Carta de mulher presa – Agosto de 2022

08-2022

L. nºx, EP X

Quero pedir desculpa se esta minha carta se encontra com erros ortográficos, uma vez que fiz os estudos em Espanha o que me referencia por não dominar a ortografia portuguesa 100%.

Tenho 31 anos de idade, vou fazer 32 anos, sou Portuguesa mas com 5 anos de idade fui viver para Espanha onde permaneci até aos meus 14 anos de idade. Até esta idade fui sempre educada pela minha mãe após a separação dos meus pais. Minha mãe sempre deu uma educação muito boa para mim. Frequentei escolas privadas onde concluí o 4º de E.S.O que aqui equivale ao 9ºano. Fazia muito desporto, competições e ginástica rítmica e depois ginástica acrobática artística, entre outras coisas.

Aos meus 11 anos de idade tive um acidente de aviação (um carro me atropelou) e estive 15 dias em coma, 24 pontos na cabeça (tiveram de rapar meu cabelo na altura muito comprido) mais 17 pontos no cotovelo esquerdo e mais 17 no joelho direito, o que me deixou de cadeira de rodas e depois andei de muletas até conseguir andar sozinha. Infelizmente fui privada de exercer o que tanto gostava que era a ginástica artística e essa situação toda tornou-me uma menina rebelde por achar que toda a gente tinha pena de mim, pois eu era muito boa no que fazia, tanto na ginástica como nas aulas.

Comecei a vacilar, a fumar cigarro, ter notas menos boas e a fugir de casa à noite para sair com os “amigos”.

Eu sabia que o meu pai que já faleceu, na altura era alcoólotra e que tinha tido mais 3 filhos e quando eu atingi os 14 anos entre as escapadelas que fazia apareci em coma alcoólico. Lembro de minha mãe me perguntar porque fiz isso e eu responder. Fiz para sentir o que o meu pai sinta que até se esquece de me ligar.

Após mais uns dias tivemos uma grande discussão e pedi para me trazerem para Portugal, e assim a minha mãe fez com muito custo.

Cheguei a Portugal, voltei para a casa onde tinha nascido com meus irmãos mais novos.

A princípio foi tudo lindo, eu não ia à escola, meu pai não se importava se eu bebesse ou fumasse, mas com o tempo começaram as desavenças com a minha madrasta. Pois na altura tinha ciúmes de mim porque eu passava mais tempo com o meu pai e chegou a insultar a minha mãe e aí foi a primeira vez que andei à porrada com alguém.

Para ela não me mandar para um colégio disse ao meu pai que ia sair de casa. E assim fiz, 6 meses em Portugal, não conhecia muita gente e só conhecia a terra onde eu nasci.

Tive de me virar, tinha dias que dormia em casa de amigos até um dia me ter perdido sem saber onde estava. Lembro-me como ontem, passei 3 dias sem comer nem tomar banho, até que um rapaz fez conversa comigo e eu desesperada, contei minha situação, ele disse que sabia de alguém que me podia ajudar e levou-me até essa pessoa, fui a casa dele onde tinha inúmeras mulheres a morar e me perguntavam se eu era virgem ao qual eu respondi que sim.

Depois de eu ter tomado banho, trocado de roupa e ter comido ele fez uma festa na casa onde havia muito álcool. Mas até hoje eu não sei o que tinha no copo porque apaguei e acordei numa cama com as manchas de sangue e a minha vagina a doer. Fui à casa de banho e quando urinei doía mais…

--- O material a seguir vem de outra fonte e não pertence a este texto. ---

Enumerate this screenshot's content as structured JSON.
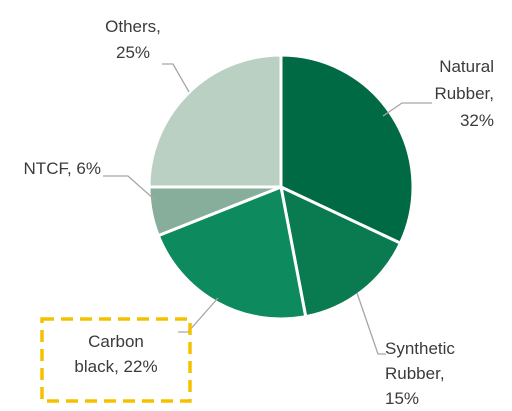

Eu não queria ficar lá, as mulheres se riam e me perguntavam se tinha gostado, eu comecei a chorar. Naquela casa tinha uma empregada que tinha acabado de entrar em casa, e assim que vi ela a entrar eu passei por cima dela e corri a descer as escadas do prédio.

Mas uma vez, não sabia onde estava, andei até chegar ao metro e fui até o X para ir ter com o meu pai. Cheguei lá e pedi dinheiro ao meu pai contendo as lágrimas, mas com medo de ir para um colégio, calei-me.

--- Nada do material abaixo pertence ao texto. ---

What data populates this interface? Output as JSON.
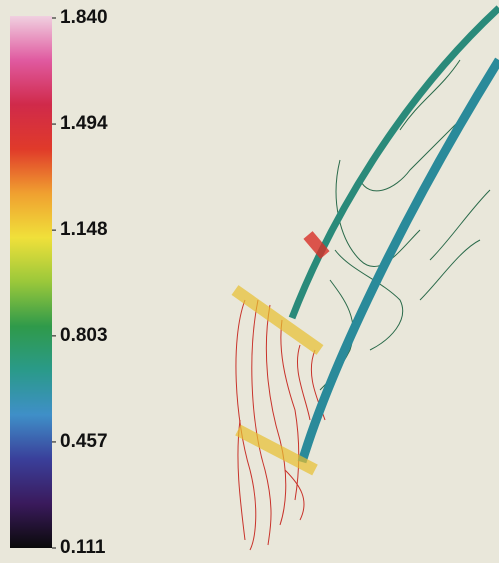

A partir daí comecei a frequentar, o Bairro Alto, onde pude começar a ganhar dinheiro vendendo droga, depois foi Chelas onde comecei a vender só para mim até ter conhecido o P. filho de um narcotraficante que foi meu companheiro até à sua morte.

Ano xxxx (rusga na casa onde vivia com meu namorado), a polícia entrou com os cães, as ruas cheias de carros patrulhas, revistaram, partiram e acharam droga, duas balanças automáticas, uma caçadeira de canos serrados, dinheiro e um fio de ouro com uma lágrima…

Fui ao juiz e fiquei com termo de identidade e residência, ainda com 19 anos entrei pela primeira vez na cadeia de X para cumprir uma pena de 9 anos e 9 meses.

Os dois primeiros anos levava a cadeia a encher a cabeça todos os dias com ganza, até por vontade própria decidir mudar o rumo da minha vida e inscrevi-me no curso de cozinha com equivalência ao 9ºano português. Após ter concluído o curso fui trabalhar para a cozinha. A minha primeira precária foi me dada aos dois terços da pena, após ter regressado fui à juíza e deu-me um corte de 1 ano. Quando fui avaliada pela juíza eu tinha um relatório bom onde sempre trabalhei conciliando com a escola que frequentei até meio do 11ºano.

Depois pedi para me mudarem de trabalho para a creche por ser um trabalho mais calmo e eu precisava por faltar pouco para sair.

Nesses anos todos, tive sempre visitas de familiares sogro (pai do meu ex-namorado), tio, mãe, tia, primos e amigos e cunhados.

Havia muita coisa cá a acontecer, pessoas novas a morrer por excesso de medicação, pessoas consumidoras que continuavam a consumir por não ter reabilitação, muita gente que não tinha nada e que nós reclusas é que ajudávamos elas, reclusas não aptas psicologicamente a suicidarem-se, essa é das minhas piores lembranças. Lembro de uma rapariga de 19 anos que se suicidou e foi levada arrastada pelo chão num saco preto.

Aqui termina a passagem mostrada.